É neste contexto que a intolerância, nas suas diversas facetas, invade a sociedade não adianta descrever-vos cada uma delas, basta ligarmos a televisão, olharmos para a comunicação social (jornais, revistas ou internet) ou simplesmente sair à rua, para termos todo um conjunto de dados impressionante que ultrapassa a sensação empírica de cada um de nós
B-P, na sua genialidade intuitiva e na sua capacidade de observação, falou-nos da educação como instrumento de construção da paz: “a paz não pode ser garantida unicamente por interesses comerciais, alianças militares, desarmamento geral ou tratados recíprocos, a menos que o espírito de paz esteja presente na mente e na vontade de todos os povos.
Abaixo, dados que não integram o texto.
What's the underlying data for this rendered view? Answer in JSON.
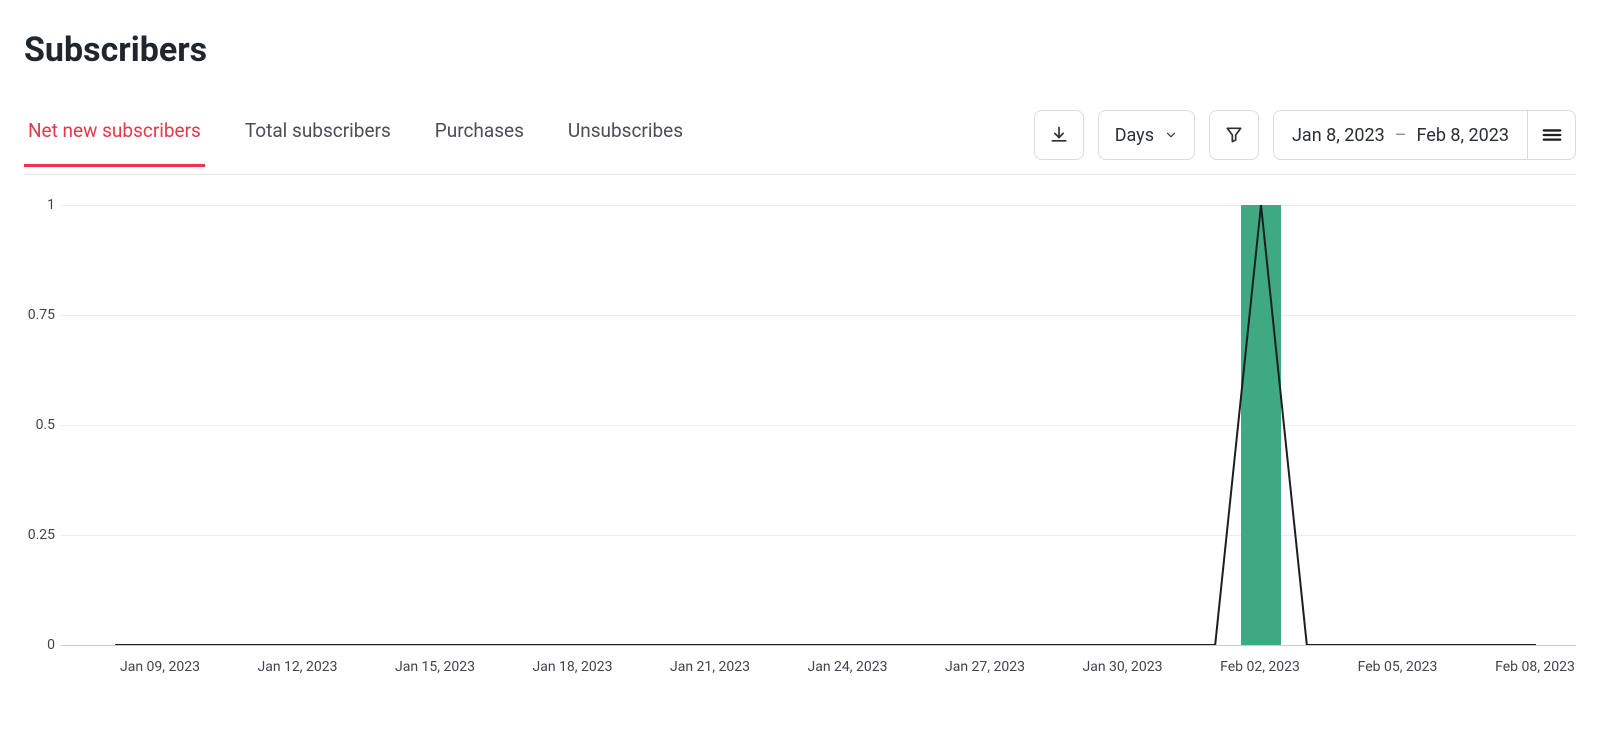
{
  "title": "Subscribers",
  "tabs": [
    {
      "label": "Net new subscribers",
      "active": true
    },
    {
      "label": "Total subscribers",
      "active": false
    },
    {
      "label": "Purchases",
      "active": false
    },
    {
      "label": "Unsubscribes",
      "active": false
    }
  ],
  "controls": {
    "granularity": "Days",
    "date_start": "Jan 8, 2023",
    "date_end": "Feb 8, 2023",
    "date_separator": "–"
  },
  "chart_data": {
    "type": "bar",
    "title": "Net new subscribers",
    "xlabel": "",
    "ylabel": "",
    "ylim": [
      0,
      1
    ],
    "yticks": [
      0,
      0.25,
      0.5,
      0.75,
      1
    ],
    "xticks": [
      "Jan 09, 2023",
      "Jan 12, 2023",
      "Jan 15, 2023",
      "Jan 18, 2023",
      "Jan 21, 2023",
      "Jan 24, 2023",
      "Jan 27, 2023",
      "Jan 30, 2023",
      "Feb 02, 2023",
      "Feb 05, 2023",
      "Feb 08, 2023"
    ],
    "categories": [
      "Jan 08, 2023",
      "Jan 09, 2023",
      "Jan 10, 2023",
      "Jan 11, 2023",
      "Jan 12, 2023",
      "Jan 13, 2023",
      "Jan 14, 2023",
      "Jan 15, 2023",
      "Jan 16, 2023",
      "Jan 17, 2023",
      "Jan 18, 2023",
      "Jan 19, 2023",
      "Jan 20, 2023",
      "Jan 21, 2023",
      "Jan 22, 2023",
      "Jan 23, 2023",
      "Jan 24, 2023",
      "Jan 25, 2023",
      "Jan 26, 2023",
      "Jan 27, 2023",
      "Jan 28, 2023",
      "Jan 29, 2023",
      "Jan 30, 2023",
      "Jan 31, 2023",
      "Feb 01, 2023",
      "Feb 02, 2023",
      "Feb 03, 2023",
      "Feb 04, 2023",
      "Feb 05, 2023",
      "Feb 06, 2023",
      "Feb 07, 2023",
      "Feb 08, 2023"
    ],
    "series": [
      {
        "name": "Net new subscribers (bar)",
        "type": "bar",
        "values": [
          0,
          0,
          0,
          0,
          0,
          0,
          0,
          0,
          0,
          0,
          0,
          0,
          0,
          0,
          0,
          0,
          0,
          0,
          0,
          0,
          0,
          0,
          0,
          0,
          0,
          1,
          0,
          0,
          0,
          0,
          0,
          0
        ]
      },
      {
        "name": "Net new subscribers (line)",
        "type": "line",
        "values": [
          0,
          0,
          0,
          0,
          0,
          0,
          0,
          0,
          0,
          0,
          0,
          0,
          0,
          0,
          0,
          0,
          0,
          0,
          0,
          0,
          0,
          0,
          0,
          0,
          0,
          1,
          0,
          0,
          0,
          0,
          0,
          0
        ]
      }
    ],
    "colors": {
      "bar": "#3fa981",
      "line": "#1b1e23",
      "grid": "#ecedef"
    }
  }
}
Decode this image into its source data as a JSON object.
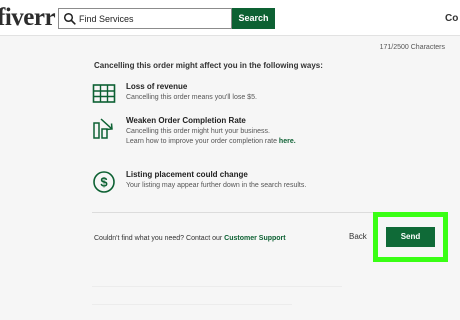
{
  "header": {
    "logo": "fiverr",
    "search_placeholder": "Find Services",
    "search_button": "Search",
    "right_edge_text": "Co"
  },
  "editor": {
    "char_count": "171/2500 Characters"
  },
  "impact": {
    "title": "Cancelling this order might affect you in the following ways:",
    "items": [
      {
        "icon": "revenue-table-icon",
        "title": "Loss of revenue",
        "desc": "Cancelling this order means you'll lose $5."
      },
      {
        "icon": "completion-chart-icon",
        "title": "Weaken Order Completion Rate",
        "desc": "Cancelling this order might hurt your business.",
        "desc2_prefix": "Learn how to improve your order completion rate ",
        "desc2_link": "here."
      },
      {
        "icon": "dollar-circle-icon",
        "title": "Listing placement could change",
        "desc": "Your listing may appear further down in the search results."
      }
    ]
  },
  "footer": {
    "support_prefix": "Couldn't find what you need? Contact our ",
    "support_link": "Customer Support",
    "back_label": "Back",
    "send_label": "Send"
  },
  "colors": {
    "brand_green": "#0d6133",
    "highlight": "#39ff14"
  }
}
Isto é uma questão de Educação”, in O rasto do Fundador (p.140).
É esta de dimensão de vivência quotidiana dos valores de paz e que a ela conduzem, como o conhecimento, a compreensão, a tolerância, a cooperação e a justiça, que o escutismo poderá evidenciar o «ser», como contraponto ao «ter» que nos é imposto.

4. O fenómeno da globalização
Para nós portugueses o conceito de globalização foi enunciado pelo génio de Camões que colocou na boca de Júpiter que profetizando os feitos dos portugueses anunciava a sua filha, a bela Vénus: “Os vossos, mores cousas atentando, / Novos mundos ao mundo irão mostrando.” (Canto II, estrofe 45), por isso, a globalização é um processo antigo, que transporta velhos problemas, dando-lhes uma dimensão sempre cada vez maior, uma visibilidade cada vez mais atuante e uma distância cada vez mais reduzida entre o tempo da ação e o tempo da apreensão - é o acontecimento em direto.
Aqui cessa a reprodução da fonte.